Indiana courts must maintain certain records. The clerk of the court is responsible for the maintenance and upkeep of the chronological case summary (CCS) under Trial Rule 77(B). The clerk must maintain a sequential record of the judicial events in every proceeding. The record includes the caption of the case, case number, and the names, addresses, telephone numbers of attorneys and self-represented individuals.
The clerk also records the assessment of fees and charges. The clerk must record the date of each judicial event and briefly define any documents, orders, rulings, or judgments filed or entered in the case. The clerk must also make an entry if and when notice of judgments and orders has been sent to the parties. The CCS must also be a record of the date of the entry of orders, rulings and judgments in the record of judgments and orders (RJO), the entry of judgments in the judgment docket, and whether the case file is pending or decided.
The CCS is the official record of the trial court and must be maintained apart from other records of the court and be organized by case number. Years of local customs and practices, often driven by local personalities and circumstances, has resulted in these required recordkeeping functions being performed by different offices, depending on the time and place. It is important to keep in mind that both the judge and clerk have responsibility for court records under Administrative Rule 10 which states, among other things, that:
(A) Court Responsiblities. Each judge is administratively responsible for the integrity of the judicial records of the court and must ensure that measures and procedures are employed to protect such records from mutilation, false entry, theft, alienation, and any unauthorized alteration, addition, deletion, or replacement of items or data elements.

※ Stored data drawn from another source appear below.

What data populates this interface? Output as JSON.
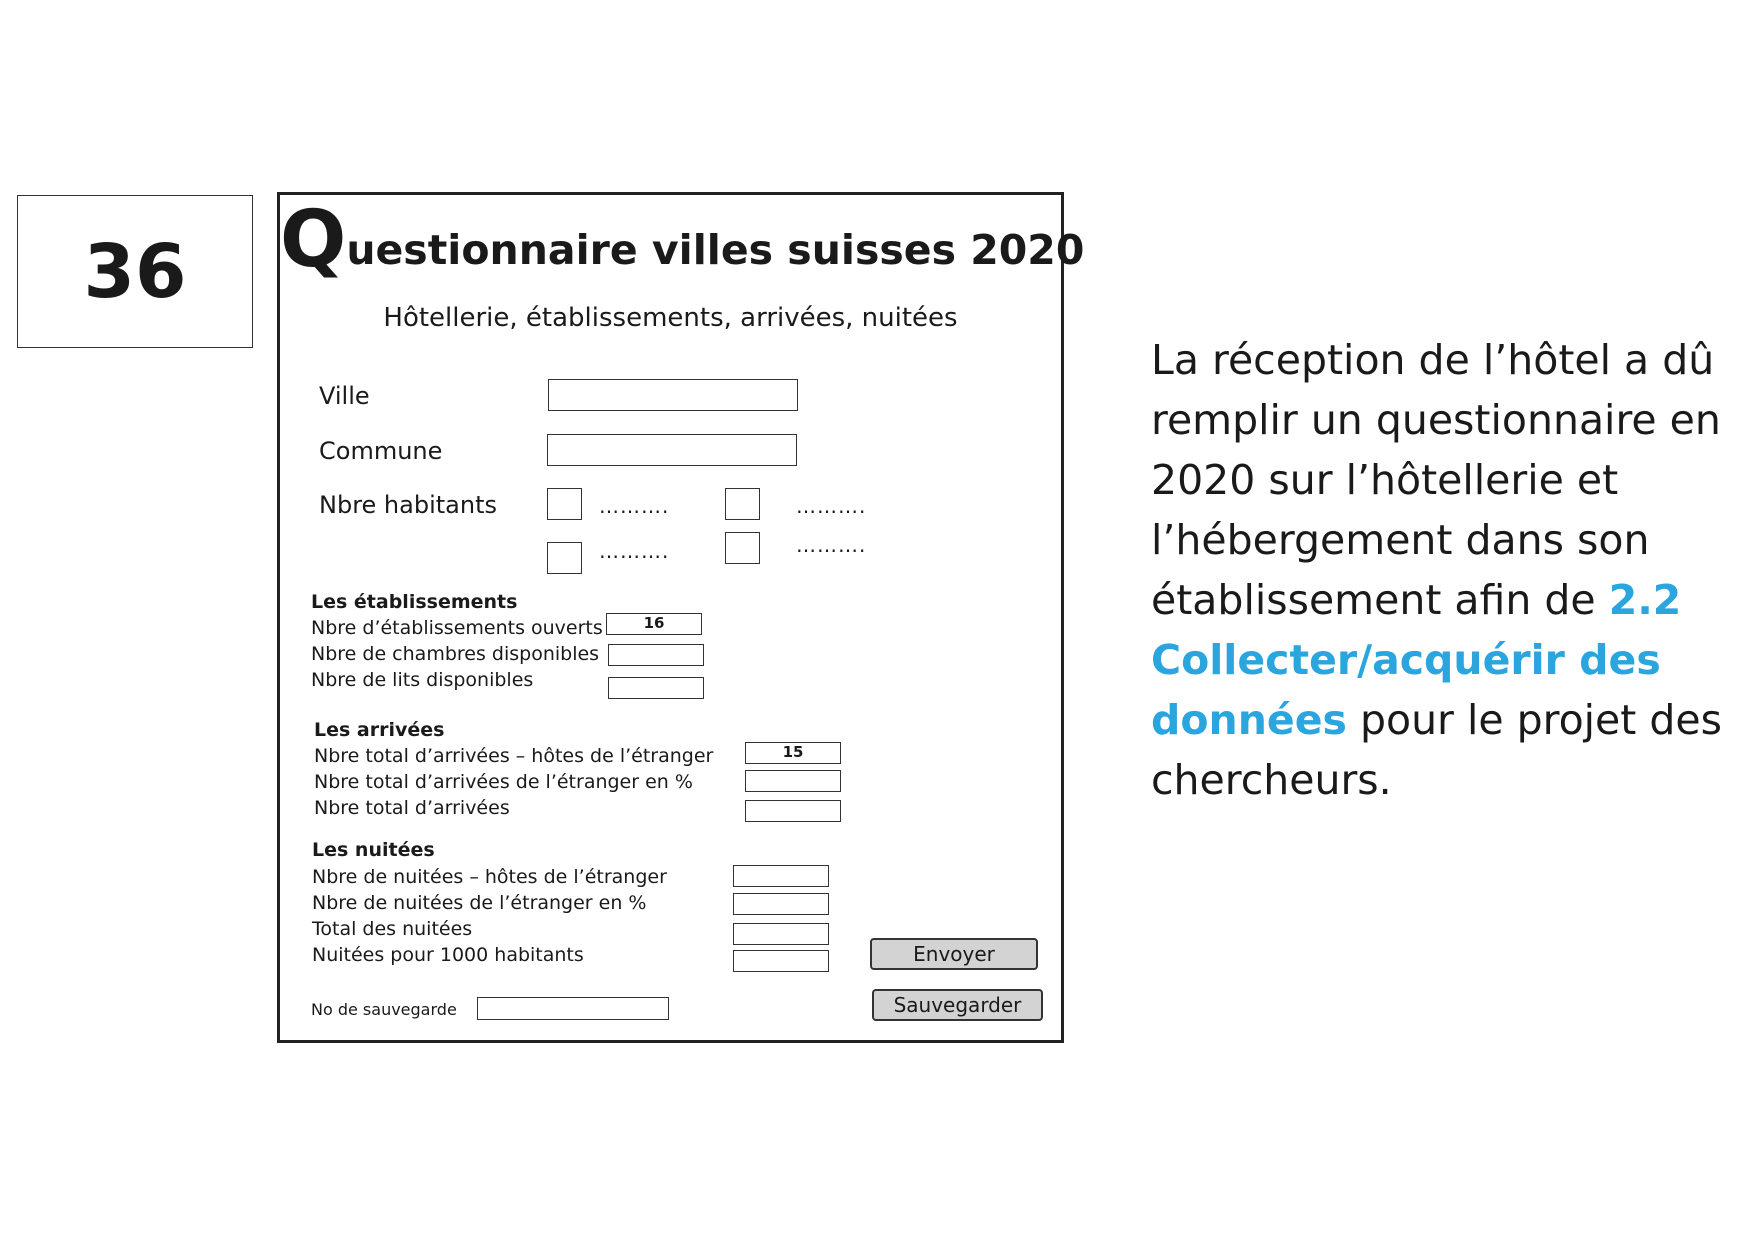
{
  "card_number": "36",
  "form": {
    "title_first_letter": "Q",
    "title_rest": "uestionnaire villes suisses 2020",
    "subtitle": "Hôtellerie, établissements, arrivées, nuitées",
    "ville_label": "Ville",
    "commune_label": "Commune",
    "habitants_label": "Nbre habitants",
    "habitants_options": [
      "……….",
      "……….",
      "……….",
      "………."
    ],
    "etablissements": {
      "title": "Les établissements",
      "ouverts_label": "Nbre d’établissements ouverts",
      "ouverts_value": "16",
      "chambres_label": "Nbre de chambres disponibles",
      "lits_label": "Nbre de lits disponibles"
    },
    "arrivees": {
      "title": "Les arrivées",
      "etranger_label": "Nbre total d’arrivées – hôtes de l’étranger",
      "etranger_value": "15",
      "pct_label": "Nbre total d’arrivées de l’étranger en %",
      "total_label": "Nbre total d’arrivées"
    },
    "nuitees": {
      "title": "Les nuitées",
      "etranger_label": "Nbre de nuitées – hôtes de l’étranger",
      "pct_label": "Nbre de nuitées de l’étranger en %",
      "total_label": "Total des nuitées",
      "per1000_label": "Nuitées pour 1000 habitants"
    },
    "save_no_label": "No de sauvegarde",
    "send_button": "Envoyer",
    "save_button": "Sauvegarder"
  },
  "description": {
    "text_before": "La réception de l’hôtel a dû remplir un questionnaire en 2020 sur l’hôtellerie et l’hébergement dans son établissement afin de ",
    "highlight": "2.2 Collecter/acquérir des données",
    "text_after": " pour le projet des chercheurs."
  },
  "colors": {
    "highlight": "#2aa5dd",
    "button_bg": "#d3d3d3",
    "border": "#333333"
  }
}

(B) Clerk Responsibilities. Each Clerk is responsible for the maintenance of court records in a manner consistent with the directives of the Supreme Court of Indiana, judge of court, and other pertinent authority. …
Because the chronological case summary is one of the court’s most basic management tools, the guiding principles that determine how the CCS is written and maintained are important. Four of these principles are particularly important.
The first guiding principle for writing the CCS is that entries should be brief. Frequently, the CCS is written with too much detail and description rather than a summary of the court order. Trial Rule 77(B) dictates that the notation of judicial events on the CCS must “briefly define” any documents, orders, rulings, or judgments filed or entered in the case. While a CCS entry should summarize an event accurately, it should not include so much detail that the complete order is described in the entry. An entry on the CCS that reads “Motion granted” would not be descriptive or detailed enough. A more appropriate entry would read: “Motion for summary judgment filed by Plaintiff Smith on May 15, 2010 granted on July 1, 2010.”
Second, the CCS should be accurate and chronological. The CCS is a “sequential record” of events and the chronology of developments in the case is critical. Suppose that the Clerk’s office receives on April 5th a court order that was signed and file-stamped by the trial judge on April 2nd. The CCS should indicate that the entry is made on April 5th for an order that was signed, dated, and file-stamped on April 2nd. Given these facts, the entry should never state that it is being made on the 2nd of April when it was in fact received by the Clerk’s office on the 5th of April. If it did, the chronological sequence of events in the case would not be preserved and the entry would be inaccurate. This requirement becomes crucial under the series of rule amendments recently adopted by the Indiana Supreme Court, effective January 1, 2011, and specifying that notation on the CCS is the key triggering event for the start of the running of time limits, such as the time for appeal. The Clerk must endeavor to make CCS entries of filed documents and orders on the day that they are received so that the entries will always remain accurate and to engender public confidence in the court’s records.
Third, entries on the CCS should never be backdated. In the above example, suppose someone obtained a certified copy of the CCS on April 4th, when that copy showed no activity in the case for several weeks. If the Clerk’s office later backdates a CCS entry of the order to match the file-stamped date of April 2nd, even though it was not received for entry on the CCS until April 5th, the certified copy obtained on April 4th would be inaccurate. The CCS should state that the entry is being made on April 5th for an order that was signed, dated, and file-stamped on April 2nd. The certified copy of the CCS obtained on April 4th has no backdating, and bolsters public confidence in certified copies of records obtained from the court.
Finally, an entry on the CCS may only be amended by a corrective entry and should never itself be corrected or deleted. It is crucial that the record of proceedings in a case is consistent and accurate, particularly when some courts, with the approval of the Division of State Court Administration, are posting their CCS entries on the Internet. The integrity and chronology of events on the CCS would be called into question if it was arbitrarily subject to amendment or deletion.
The CCS is one of the court’s most valuable management tools and an important administrative component of Trial Rule 77. These guiding principles, when observed, can contribute to improving the value of the CCS to both the courts and the general public.